Last but not least, le projet que défend l’UFAL implique de renouer avec la dimension salariale de la Sécurité sociale. La cotisation sociale, autrement dit le salaire socialisé, constitue à nos yeux le mode de financement essentiel d’une assurance maladie entendue comme salaire indirect des travailleurs du pays. Le mouvement actuel de fiscalisation massive des ressources de la Sécurité sociale, au travers de mesures d’exonérations colossales des cotisations patronales, parallèlement à l’accroissement massif de la CSG qui pèse lourdement sur le pouvoir d’achat des salariés, transforme peu à peu l’assurance maladie en une annexe du budget de l’Etat. En cassant l’arme de la cotisation sociale qui participait jadis d’un véritable projet de répartition des richesses créées en entreprise, les gouvernements néo-libéraux de gauche et de droite ont, depuis plus de trente ans, précipité la transformation de l’assurance maladie en une protection sociale a minima destinée aux plus pauvres tandis que les classes intermédiaires pâtissent quotidiennement des réductions des prestations sociales au prix de renoncements aux soins devenus endémiques. Évidemment, de cela il ne saurait nullement être question dans le projet de « Grande Sécu » actuellement débattu.

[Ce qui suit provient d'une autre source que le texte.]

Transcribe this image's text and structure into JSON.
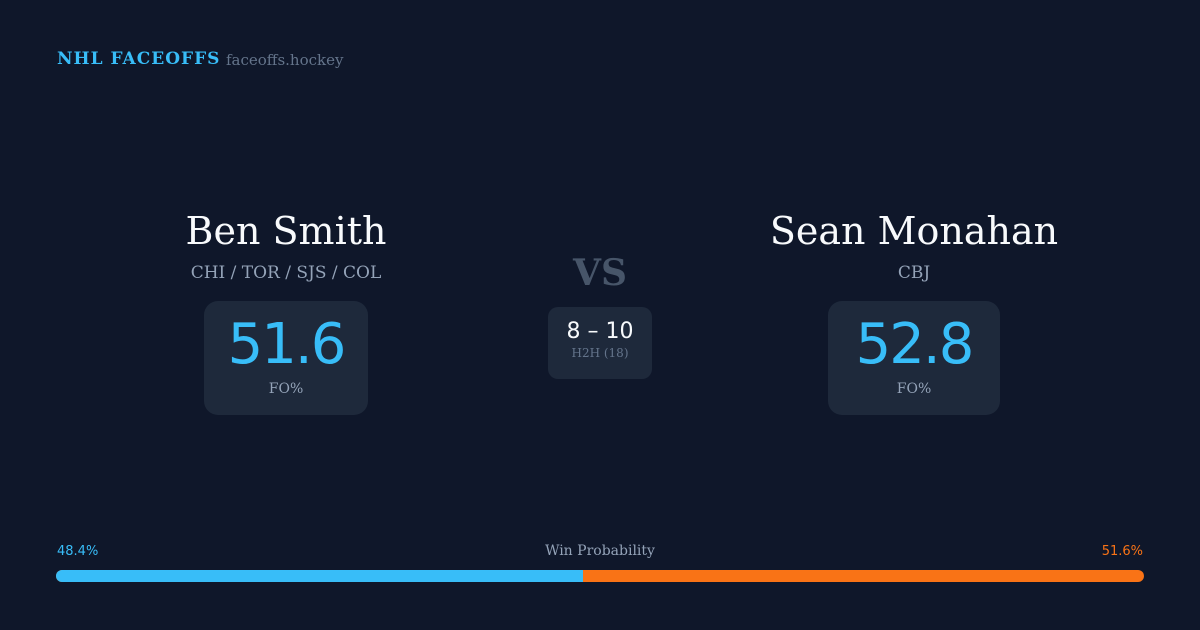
{
  "header": {
    "brand": "NHL FACEOFFS",
    "site": "faceoffs.hockey"
  },
  "player1": {
    "name": "Ben Smith",
    "teams": "CHI / TOR / SJS / COL",
    "fo_pct": "51.6",
    "fo_label": "FO%"
  },
  "player2": {
    "name": "Sean Monahan",
    "teams": "CBJ",
    "fo_pct": "52.8",
    "fo_label": "FO%"
  },
  "matchup": {
    "vs": "VS",
    "score": "8 – 10",
    "h2h_label": "H2H (18)"
  },
  "win_probability": {
    "label": "Win Probability",
    "left": "48.4%",
    "right": "51.6%",
    "left_value": 48.4,
    "left_color": "#38bdf8",
    "right_color": "#f97316"
  }
}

Ne nous y trompons pas, la Grande Sécu dont Olivier Véran est le héraut n’est nullement le retour aux jours heureux et encore moins la réalisation du projet d’Ambroise Croizat. Il s’agit au contraire de parachever la sortie de l’assurance maladie de la Sécurité sociale pour mieux la transformer en un opérateur placé sous contrôle intégral de l’Etat au sein duquel les partenaires sociaux perdraient tout pouvoir démocratique. Il s’agit de cantonner l’assurance maladie à la prise en charge des dépenses de santé sur des segments de soins correspondant au « gros risque » sans remédier aux déserts médicaux, aux dépassements d’honoraires et au renoncement aux soins. Il s’agit évidemment d’accentuer la fiscalisation de la Sécurité sociale et de dévitaliser l’arme de la cotisation sociale qui a pourtant permis, jusque dans les années 1980, à faire du système de soins français le plus performant du monde.
Les larmes de crocodiles que versent les complémentaires santé face à ce projet de « Grande sécu » ne doivent pas nous leurrer : les complémentaires santé savent que la prise en charge du ticket modérateur et autres restes-à-charge non-couverts par l’assurance maladie n’est guère un créneau rentable. Ce que les complémentaires santé redoutent en réalité c’est de perdre les importants avantages sociaux dont elles bénéficient dans le cadre des contrats de prévoyance d’entreprise qui ont été généralisés à tous les salariés depuis l’accord national interprofessionnel de 2013. Et surtout de perdre leurs poids politique dans la gouvernance de notre système de santé. Car les 200 milliards d’euros de l’assurance maladie obligatoire qui leur échappent aujourd’hui sont un terrain de chasse qui aiguisent les appétits.